What would you like the community oncologist to ultimately take away from these findings?
I think for the community oncologist, radiomics is a new field, and it’s not something that’s going to be affecting their practice today, but maybe it will tomorrow. So I think for the community oncologist, this is something to put on their radar, and kind of start watching because it’s going to be really exciting.
What do you hope to see in the treatment landscape of this disease in the next 5 to 10 years?
From my perspective, in terms of the radiomics work, I should mention that Matt Spraker is a radiation oncology resident who really did all of the work, and we have a great biophysics team led by Matt Nyflot at the University of Washington, and it’s been really exciting for me as a medical oncologist specializing in sarcoma to be involved in this project.
But my main focus has been immunotherapy, and that’s where I’m really excited for the field to move toward in the next 5 to 10 years. I thought the exciting data from SARC028 that we saw at this meeting was really great, where we saw these patients with pleomorphic undifferentiated sarcoma that achieved responses with pembrolizumab (Keytruda). I think that’s really exciting. At our center, we have a trial looking at doxorubicin plus pembrolizumab; I think that’s going to be exciting.
I think these NY-ESO-1 targeted therapies for patients with synovial sarcoma look very promising. The trial from immune design with an NY-ESO-1 vaccine, and the PD-L1 inhibitor atezolizumab, that’s a really exciting trial. There’s so much happening right now, and I think we’ll learn a lot about all of this in the next 5 years.
Could you talk a little bit more about the trial looking at doxorubicin plus pembrolizumab?
It just opened, so we don’t have any data yet, but I think it’s exciting for a few reasons. First of all, doxorubicin is basically standard frontline therapy. I think this is an opportunity to move immunotherapy into the frontline. I think this will be one of the first chances to really see that in sarcoma.

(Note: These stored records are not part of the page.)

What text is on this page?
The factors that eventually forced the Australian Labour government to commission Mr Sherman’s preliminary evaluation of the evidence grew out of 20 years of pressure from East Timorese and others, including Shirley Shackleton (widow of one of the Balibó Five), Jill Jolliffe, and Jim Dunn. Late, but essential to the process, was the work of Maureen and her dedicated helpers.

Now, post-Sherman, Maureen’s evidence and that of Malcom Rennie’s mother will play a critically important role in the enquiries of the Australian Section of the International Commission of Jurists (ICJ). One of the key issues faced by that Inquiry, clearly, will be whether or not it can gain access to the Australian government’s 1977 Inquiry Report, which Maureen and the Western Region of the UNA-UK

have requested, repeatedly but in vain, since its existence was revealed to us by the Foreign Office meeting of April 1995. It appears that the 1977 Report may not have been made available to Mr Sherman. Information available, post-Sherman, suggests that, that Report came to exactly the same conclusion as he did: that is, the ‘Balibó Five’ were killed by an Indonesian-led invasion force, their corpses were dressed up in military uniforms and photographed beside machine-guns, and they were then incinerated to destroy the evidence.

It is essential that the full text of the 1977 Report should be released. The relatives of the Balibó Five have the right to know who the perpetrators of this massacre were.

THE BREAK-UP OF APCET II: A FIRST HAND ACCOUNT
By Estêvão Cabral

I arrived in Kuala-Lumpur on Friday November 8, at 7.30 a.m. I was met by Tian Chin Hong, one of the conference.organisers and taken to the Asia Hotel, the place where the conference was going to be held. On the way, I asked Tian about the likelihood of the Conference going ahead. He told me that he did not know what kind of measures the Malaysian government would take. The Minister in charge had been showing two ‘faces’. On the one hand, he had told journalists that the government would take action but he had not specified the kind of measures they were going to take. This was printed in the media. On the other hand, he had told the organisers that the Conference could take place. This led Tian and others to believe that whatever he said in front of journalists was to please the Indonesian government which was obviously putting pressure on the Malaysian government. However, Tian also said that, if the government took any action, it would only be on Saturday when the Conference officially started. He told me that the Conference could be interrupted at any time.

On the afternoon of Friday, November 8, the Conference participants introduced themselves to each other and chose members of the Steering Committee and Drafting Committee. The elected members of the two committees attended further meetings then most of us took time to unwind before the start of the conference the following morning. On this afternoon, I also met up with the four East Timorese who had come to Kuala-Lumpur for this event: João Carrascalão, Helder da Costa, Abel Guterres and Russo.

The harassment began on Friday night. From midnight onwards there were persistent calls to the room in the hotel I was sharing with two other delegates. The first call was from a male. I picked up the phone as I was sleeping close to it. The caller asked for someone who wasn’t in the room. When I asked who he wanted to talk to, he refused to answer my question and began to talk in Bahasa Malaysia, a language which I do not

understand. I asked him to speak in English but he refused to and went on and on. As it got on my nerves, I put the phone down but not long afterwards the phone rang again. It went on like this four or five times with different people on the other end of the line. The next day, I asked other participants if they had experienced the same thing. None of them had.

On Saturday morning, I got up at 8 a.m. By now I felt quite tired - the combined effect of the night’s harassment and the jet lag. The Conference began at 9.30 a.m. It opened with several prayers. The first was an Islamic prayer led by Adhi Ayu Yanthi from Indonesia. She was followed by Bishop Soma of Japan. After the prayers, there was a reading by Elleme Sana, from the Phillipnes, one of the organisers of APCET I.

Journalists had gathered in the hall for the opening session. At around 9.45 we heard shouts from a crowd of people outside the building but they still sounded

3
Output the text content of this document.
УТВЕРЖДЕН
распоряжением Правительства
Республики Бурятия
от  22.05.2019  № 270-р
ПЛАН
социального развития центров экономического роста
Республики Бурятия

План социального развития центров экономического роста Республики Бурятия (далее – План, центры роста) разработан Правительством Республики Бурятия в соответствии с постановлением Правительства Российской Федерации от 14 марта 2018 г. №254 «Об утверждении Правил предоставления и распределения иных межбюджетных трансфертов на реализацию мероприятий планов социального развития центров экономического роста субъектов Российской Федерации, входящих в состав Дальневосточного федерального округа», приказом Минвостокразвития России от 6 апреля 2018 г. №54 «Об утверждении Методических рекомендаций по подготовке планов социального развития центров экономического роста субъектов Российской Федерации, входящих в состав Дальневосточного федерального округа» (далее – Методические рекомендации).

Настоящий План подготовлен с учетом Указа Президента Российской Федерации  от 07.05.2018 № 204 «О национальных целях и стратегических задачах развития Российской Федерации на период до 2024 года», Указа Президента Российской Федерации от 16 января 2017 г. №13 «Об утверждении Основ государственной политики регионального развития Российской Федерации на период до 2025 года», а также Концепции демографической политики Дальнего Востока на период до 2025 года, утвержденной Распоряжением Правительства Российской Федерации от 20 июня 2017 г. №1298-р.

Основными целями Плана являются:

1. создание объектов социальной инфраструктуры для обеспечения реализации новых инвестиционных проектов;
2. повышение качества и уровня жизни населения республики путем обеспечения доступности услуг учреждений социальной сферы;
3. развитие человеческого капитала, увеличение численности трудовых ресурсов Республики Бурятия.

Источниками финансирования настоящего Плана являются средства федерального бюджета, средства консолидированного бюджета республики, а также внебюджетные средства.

Secondly, doxorubicin does a lot of things to manipulate the tumor immune microenvironment that we think will synergize with pembrolizumab. It kills inhibitory immune cells, myeloid-derived suppressor cells, tumor-associated macrophages, and it does cause a little bit of lymphoid depletion, but it’s much more myelotoxic than it is lymphotoxic. So to a large degree, it leaves the lymphoid compartments relatively intact, while depleting these inhibitory myeloid cells, and I think that may give pembrolizumab a chance to really activate these T-cells without any other inhibition.
Lastly, by killing the tumor at the same time that you’re activating immunotherapy, there are a lot of good data where, by killing the tumor, you give the antigen presenting cells, the dendritic cells, and antigen presenting macrophages a chance to pick up this tumor debris and display these tumor-specific antigens to T-cells, and that causes them to be activated. I’m really hopeful that we see synergy.
Having said that, this is a phase I/II trial, and we’re really getting into the safety component of it. I’m always cautious. We have to really confirm the safety of this combination, as it’s a novel combination, and then we can really start to look at these exciting questions of efficacy.
What about olaratumab and its recent FDA approval? What impact do you expect that to have on this treatment landscape?
I think it’s going to be huge. I think everyone’s going to start using it. I think it’s a great drug, and I’ve used it a lot myself. I think that we want to see the results of the phase III trial. Unfortunately we have, in sarcoma, had phase II trials that were positive, and then phase III trials that were negative. I don’t think that’s going to be the case with this drug, but you never know. You’ve got to be cautious.